HONG KONG — Quatre figures du mouvement pro-démocratie de Hong Kong, dont le militant emblématique Jimmy Sham, ont été libérées vendredi après avoir passé plus de quatre ans derrière les barreaux. Leur libération intervient dans le cadre du procès très médiatisé des « 47 démocrates », accusés de subversion en vertu de la loi sur la sécurité nationale imposée par Pékin.

Jimmy Sham, figure connue pour son engagement en faveur des droits civiques et LGBTQ+, était l’un des leaders du désormais dissous Front civil des droits de l’homme (CHRF), organisateur des gigantesques manifestations de 2019. À son retour dans sa résidence du quartier jordanien de Kowloon, Sham a sobrement déclaré : « Laissez-moi passer du temps avec ma famille. »

Aux côtés de Sham, Kinda Li, Roy Tam et Henry Wong figurent également parmi les libérés. Ils rejoignent ainsi un premier groupe de quatre militants, dont les anciens députés Claudia Mo et Jeremy Tam, sortis de prison fin avril.

Ces libérations marquent une étape symbolique dans un procès qui a cristallisé les tensions entre les autorités hongkongaises, soutenues par Pékin, et la communauté internationale. Les 47 accusés avaient été arrêtés début 2021 pour avoir organisé une primaire informelle visant à sélectionner des candidats pro-démocratie pour les élections législatives, prévues mais finalement reportées.

Le gouvernement a vu dans cette primaire un « complot » pour saboter les institutions en votant systématiquement contre le budget. Un acte qualifié de subversif au regard de la loi sur la sécurité nationale. Résultat : 45 des 47 accusés ont été condamnés, certains à des peines allant jusqu’à 10 ans de prison. Seules deux personnes ont été acquittées.

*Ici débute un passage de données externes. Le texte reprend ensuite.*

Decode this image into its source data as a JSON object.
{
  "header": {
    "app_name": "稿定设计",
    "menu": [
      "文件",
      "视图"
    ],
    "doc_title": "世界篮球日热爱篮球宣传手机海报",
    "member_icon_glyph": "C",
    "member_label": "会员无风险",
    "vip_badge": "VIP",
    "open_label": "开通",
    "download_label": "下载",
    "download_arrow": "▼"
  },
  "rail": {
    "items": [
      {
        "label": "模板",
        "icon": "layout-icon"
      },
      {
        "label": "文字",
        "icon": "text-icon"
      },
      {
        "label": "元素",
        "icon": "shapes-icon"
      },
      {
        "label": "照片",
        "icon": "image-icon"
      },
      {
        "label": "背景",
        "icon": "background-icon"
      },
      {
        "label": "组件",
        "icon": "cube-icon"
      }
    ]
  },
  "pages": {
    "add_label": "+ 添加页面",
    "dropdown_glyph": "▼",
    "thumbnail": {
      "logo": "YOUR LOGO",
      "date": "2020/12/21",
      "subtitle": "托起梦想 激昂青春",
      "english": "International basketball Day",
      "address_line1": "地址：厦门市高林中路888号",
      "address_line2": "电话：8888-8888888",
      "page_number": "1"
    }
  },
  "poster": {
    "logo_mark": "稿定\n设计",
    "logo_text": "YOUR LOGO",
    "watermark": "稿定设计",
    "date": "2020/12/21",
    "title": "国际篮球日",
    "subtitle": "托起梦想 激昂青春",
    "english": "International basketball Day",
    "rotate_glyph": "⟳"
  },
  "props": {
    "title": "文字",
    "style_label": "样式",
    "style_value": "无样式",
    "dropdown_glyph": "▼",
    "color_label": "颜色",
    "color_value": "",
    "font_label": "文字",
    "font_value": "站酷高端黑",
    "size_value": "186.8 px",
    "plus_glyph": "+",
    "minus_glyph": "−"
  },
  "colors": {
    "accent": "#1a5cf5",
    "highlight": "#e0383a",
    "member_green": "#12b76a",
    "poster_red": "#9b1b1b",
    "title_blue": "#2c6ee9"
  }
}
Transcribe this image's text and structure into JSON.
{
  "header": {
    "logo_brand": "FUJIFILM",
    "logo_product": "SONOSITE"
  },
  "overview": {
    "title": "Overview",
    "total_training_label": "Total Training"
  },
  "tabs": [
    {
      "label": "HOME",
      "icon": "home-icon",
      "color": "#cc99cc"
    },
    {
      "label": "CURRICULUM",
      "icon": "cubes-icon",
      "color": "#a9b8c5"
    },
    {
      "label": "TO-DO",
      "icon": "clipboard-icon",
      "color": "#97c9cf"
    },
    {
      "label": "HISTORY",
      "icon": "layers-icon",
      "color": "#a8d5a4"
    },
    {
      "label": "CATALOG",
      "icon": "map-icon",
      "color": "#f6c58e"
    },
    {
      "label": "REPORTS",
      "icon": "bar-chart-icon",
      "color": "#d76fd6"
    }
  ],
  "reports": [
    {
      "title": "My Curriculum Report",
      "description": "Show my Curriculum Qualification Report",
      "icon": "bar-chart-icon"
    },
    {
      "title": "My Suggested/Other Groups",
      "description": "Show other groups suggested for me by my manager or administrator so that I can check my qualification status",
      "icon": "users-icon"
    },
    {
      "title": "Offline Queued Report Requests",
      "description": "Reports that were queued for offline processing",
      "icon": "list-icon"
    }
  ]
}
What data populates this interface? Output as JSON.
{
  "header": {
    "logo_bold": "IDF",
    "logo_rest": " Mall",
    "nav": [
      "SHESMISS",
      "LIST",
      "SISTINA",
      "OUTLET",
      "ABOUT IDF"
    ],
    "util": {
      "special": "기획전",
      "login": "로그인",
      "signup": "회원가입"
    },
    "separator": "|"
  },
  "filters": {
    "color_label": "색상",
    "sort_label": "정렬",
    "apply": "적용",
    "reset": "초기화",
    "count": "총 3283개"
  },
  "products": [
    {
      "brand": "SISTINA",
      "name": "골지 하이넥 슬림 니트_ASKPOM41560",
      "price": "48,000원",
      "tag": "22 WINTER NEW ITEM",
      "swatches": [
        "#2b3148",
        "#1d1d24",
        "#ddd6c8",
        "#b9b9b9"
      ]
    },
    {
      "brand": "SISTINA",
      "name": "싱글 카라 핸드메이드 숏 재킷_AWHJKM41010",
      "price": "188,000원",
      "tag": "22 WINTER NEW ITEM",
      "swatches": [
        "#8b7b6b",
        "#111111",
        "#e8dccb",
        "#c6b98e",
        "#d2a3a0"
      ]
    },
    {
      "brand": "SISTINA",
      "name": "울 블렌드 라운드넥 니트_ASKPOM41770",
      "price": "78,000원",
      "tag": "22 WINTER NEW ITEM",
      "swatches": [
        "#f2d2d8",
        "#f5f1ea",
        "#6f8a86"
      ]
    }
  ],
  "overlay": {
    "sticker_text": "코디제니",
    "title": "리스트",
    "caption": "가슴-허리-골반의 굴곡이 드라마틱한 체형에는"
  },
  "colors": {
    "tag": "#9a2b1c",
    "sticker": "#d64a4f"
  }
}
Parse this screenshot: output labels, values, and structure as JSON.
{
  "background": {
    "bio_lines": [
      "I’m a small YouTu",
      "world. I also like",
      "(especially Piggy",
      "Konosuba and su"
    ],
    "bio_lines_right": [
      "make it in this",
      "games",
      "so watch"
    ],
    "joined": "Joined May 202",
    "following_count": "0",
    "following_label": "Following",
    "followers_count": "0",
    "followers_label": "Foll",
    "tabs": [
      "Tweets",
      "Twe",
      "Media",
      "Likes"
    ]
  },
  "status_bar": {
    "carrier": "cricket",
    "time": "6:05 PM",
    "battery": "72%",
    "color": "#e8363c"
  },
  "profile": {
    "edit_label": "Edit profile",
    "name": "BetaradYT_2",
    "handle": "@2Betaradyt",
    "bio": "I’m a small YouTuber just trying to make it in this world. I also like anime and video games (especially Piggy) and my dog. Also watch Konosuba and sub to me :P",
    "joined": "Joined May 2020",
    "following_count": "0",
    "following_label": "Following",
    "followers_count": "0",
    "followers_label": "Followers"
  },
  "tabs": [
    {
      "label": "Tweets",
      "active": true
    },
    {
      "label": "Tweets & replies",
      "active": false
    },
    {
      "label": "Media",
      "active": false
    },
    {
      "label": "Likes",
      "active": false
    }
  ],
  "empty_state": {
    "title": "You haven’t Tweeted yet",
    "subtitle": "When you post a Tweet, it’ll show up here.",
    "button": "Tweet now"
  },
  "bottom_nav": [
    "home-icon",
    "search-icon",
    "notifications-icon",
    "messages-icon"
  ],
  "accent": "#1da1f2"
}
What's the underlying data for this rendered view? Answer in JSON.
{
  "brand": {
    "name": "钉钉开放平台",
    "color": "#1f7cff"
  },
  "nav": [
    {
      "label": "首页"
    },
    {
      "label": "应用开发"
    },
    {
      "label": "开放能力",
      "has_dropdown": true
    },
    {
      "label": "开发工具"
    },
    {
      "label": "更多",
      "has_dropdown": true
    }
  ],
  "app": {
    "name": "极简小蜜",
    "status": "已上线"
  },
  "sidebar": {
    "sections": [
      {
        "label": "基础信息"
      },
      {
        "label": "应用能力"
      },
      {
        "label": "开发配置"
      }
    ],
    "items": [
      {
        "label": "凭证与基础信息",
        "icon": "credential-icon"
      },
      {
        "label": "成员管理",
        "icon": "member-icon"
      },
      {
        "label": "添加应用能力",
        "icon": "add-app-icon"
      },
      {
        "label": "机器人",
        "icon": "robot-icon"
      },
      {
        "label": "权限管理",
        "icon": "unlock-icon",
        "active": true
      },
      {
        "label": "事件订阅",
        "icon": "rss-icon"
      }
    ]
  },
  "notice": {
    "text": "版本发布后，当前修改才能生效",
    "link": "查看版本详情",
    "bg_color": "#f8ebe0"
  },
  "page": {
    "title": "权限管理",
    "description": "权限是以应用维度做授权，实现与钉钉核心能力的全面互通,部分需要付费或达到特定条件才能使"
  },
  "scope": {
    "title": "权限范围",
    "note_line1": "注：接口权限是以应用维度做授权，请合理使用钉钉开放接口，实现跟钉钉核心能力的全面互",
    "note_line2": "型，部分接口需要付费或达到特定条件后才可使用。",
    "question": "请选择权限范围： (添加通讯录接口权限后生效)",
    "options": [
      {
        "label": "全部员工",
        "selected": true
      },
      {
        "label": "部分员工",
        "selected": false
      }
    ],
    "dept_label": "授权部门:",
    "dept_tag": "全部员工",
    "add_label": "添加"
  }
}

Les critiques internationales n’ont pas tardé. Les États-Unis et plusieurs pays européens ont dénoncé un procès « politique » et appelé à la libération des accusés. De leur côté, les autorités de Hong Kong et de Pékin maintiennent que les accusés ont bénéficié d’un procès équitable et que la loi s’applique « à tous, sans exception ».

Avec ces libérations, l’attention se porte désormais sur les peines à venir pour les condamnés encore incarcérés, et sur l’avenir du mouvement démocratique dans une ville profondément transformée depuis les manifestations de 2019.